2
Coöperatie Mobilisation for the Environment U.A., gevestigd te Nijmegen,
Vereniging Milieudefensie, gevestigd te Amsterdam
Stichting Greenpeace, gevestigd te Amsterdam
(gemachtigde: ir. A.K.M. van Hoof)
4
Het college van burgemeester en wethouders van Amsterdam
(gemachtigde: H.H.L. Krans)
De minister voor Natuur en Stikstof (thans: de staatssecretaris van Landbouw, Visserij, Voedselzekerheid en Natuur), verweerder
(gemachtigde: mr. R.D. Reinders).
Als derde-partij neemt aan de zaken deel: Royal Schiphol Group N.V., gevestigd te Schiphol (vergunninghoudster)
(gemachtigden: mr. A.A. Kleinhout en mr. J.E. van Uden).

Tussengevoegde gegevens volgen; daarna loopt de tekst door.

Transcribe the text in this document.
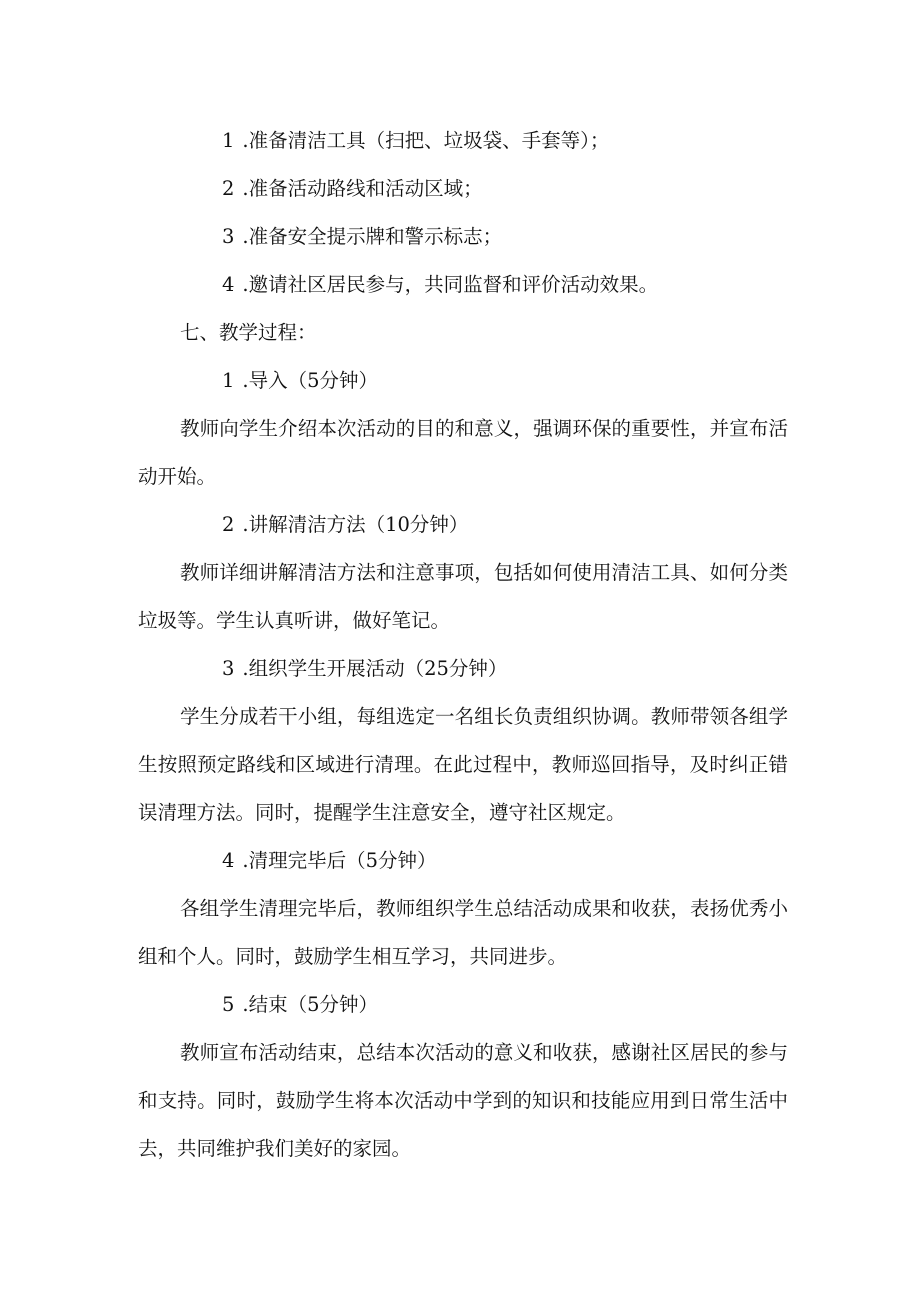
1 .准备清洁工具（扫把、垃圾袋、手套等）；

2 .准备活动路线和活动区域；

3 .准备安全提示牌和警示标志；

4 .邀请社区居民参与，共同监督和评价活动效果。

七、教学过程：

1 .导入（5分钟）

教师向学生介绍本次活动的目的和意义，强调环保的重要性，并宣布活动开始。

2 .讲解清洁方法（10分钟）

教师详细讲解清洁方法和注意事项，包括如何使用清洁工具、如何分类垃圾等。学生认真听讲，做好笔记。

3 .组织学生开展活动（25分钟）

学生分成若干小组，每组选定一名组长负责组织协调。教师带领各组学生按照预定路线和区域进行清理。在此过程中，教师巡回指导，及时纠正错误清理方法。同时，提醒学生注意安全，遵守社区规定。

4 .清理完毕后（5分钟）

各组学生清理完毕后，教师组织学生总结活动成果和收获，表扬优秀小组和个人。同时，鼓励学生相互学习，共同进步。

5 .结束（5分钟）

教师宣布活动结束，总结本次活动的意义和收获，感谢社区居民的参与和支持。同时，鼓励学生将本次活动中学到的知识和技能应用到日常生活中去，共同维护我们美好的家园。
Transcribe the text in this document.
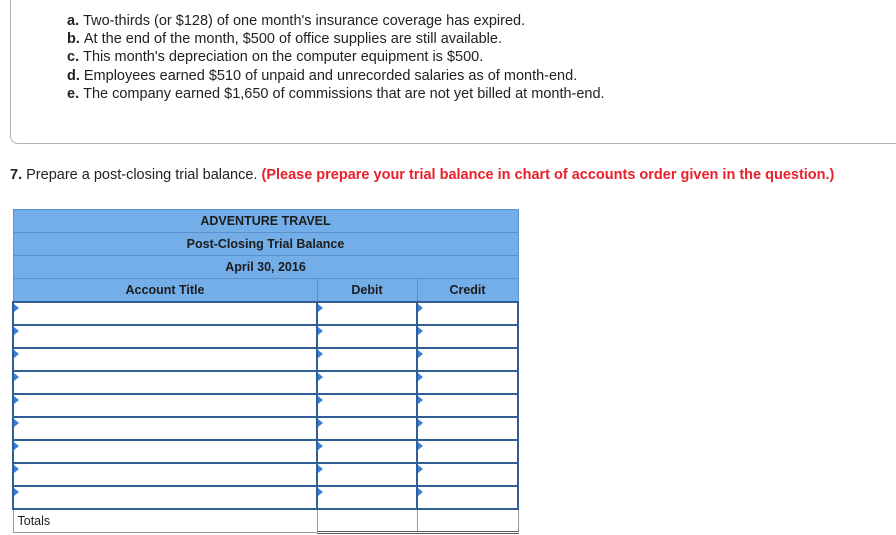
a. Two-thirds (or $128) of one month's insurance coverage has expired.
b. At the end of the month, $500 of office supplies are still available.
c. This month's depreciation on the computer equipment is $500.
d. Employees earned $510 of unpaid and unrecorded salaries as of month-end.
e. The company earned $1,650 of commissions that are not yet billed at month-end.
7. Prepare a post-closing trial balance. (Please prepare your trial balance in chart of accounts order given in the question.)
ADVENTURE TRAVEL		
Post-Closing Trial Balance		
April 30, 2016		
Account Title	Debit	Credit

Totals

1. De beroepen in bovengenoemde zaken zijn door de rechtbank op 19 november 2024 gevoegd op zitting behandeld. Vervolgens is het onderzoek gesloten. Naar het oordeel van de rechtbank is het onderzoek in deze procedures niet volledig geweest en dient dit te worden heropend. Daartoe overweegt de rechtbank het volgende.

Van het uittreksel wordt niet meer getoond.